Recentemente ele estreou seu novo projeto “O Gênio da Lâmpada e o Tempo“, espetáculo que teve a primeira apresentação recentemente na Baixada Fluminense.
Em entrevista, Erick compartilha sua experiência e visão sobre o espetáculo, uma peça que aborda a influência da tecnologia na infância e a importância do resgate das brincadeiras tradicionais. Ele nos leva pelos bastidores da criação, desde a inspiração nas crianças de Nova Iguaçu até os desafios de equilibrar a função de produtor e ator. Confira a entrevista completa:
Como surgiu a proposta deste espetáculo?
A proposta do espetáculo surgiu dentro do ambiente acadêmico, para ser mais específico na matéria de Produção Cultural, na Escola Sesc De Arte Dramáticas, em Jacarepaguá.
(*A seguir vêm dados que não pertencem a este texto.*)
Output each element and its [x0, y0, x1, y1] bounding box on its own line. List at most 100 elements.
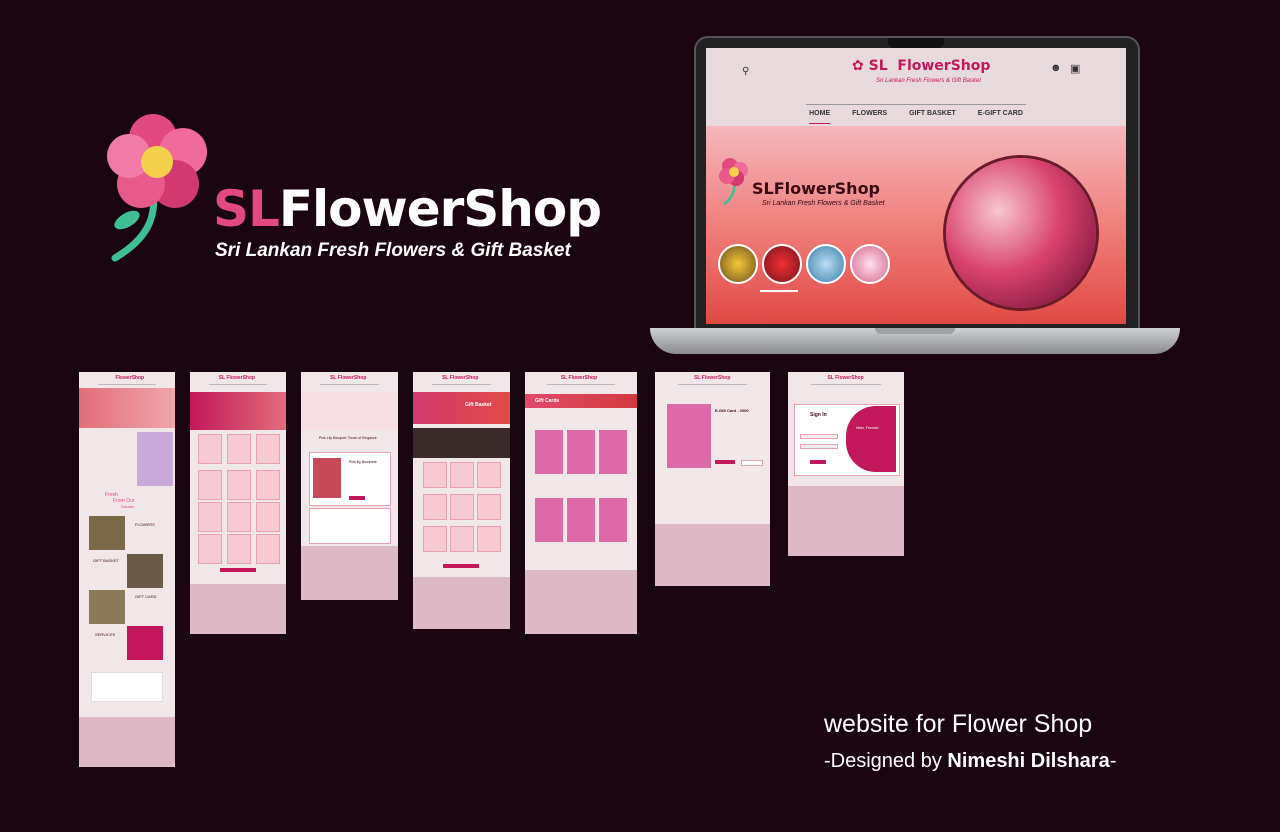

A nossa professora pediu que criássemos um grupo para elaborar um projeto, e a cada semana apresentasse uma nova etapa. Criamos um grupo com pessoas que já tínhamos afinidade, e como eu já tinha em mente umas ideias do que trabalhar e fiz um esboço, bem resumido, e mostrei ao grupo. A galera topou na hora e aí demos início a empreitada artística, ao longo do processo eles foram colaborando com o “Gênio da Lâmpada e o tempo”.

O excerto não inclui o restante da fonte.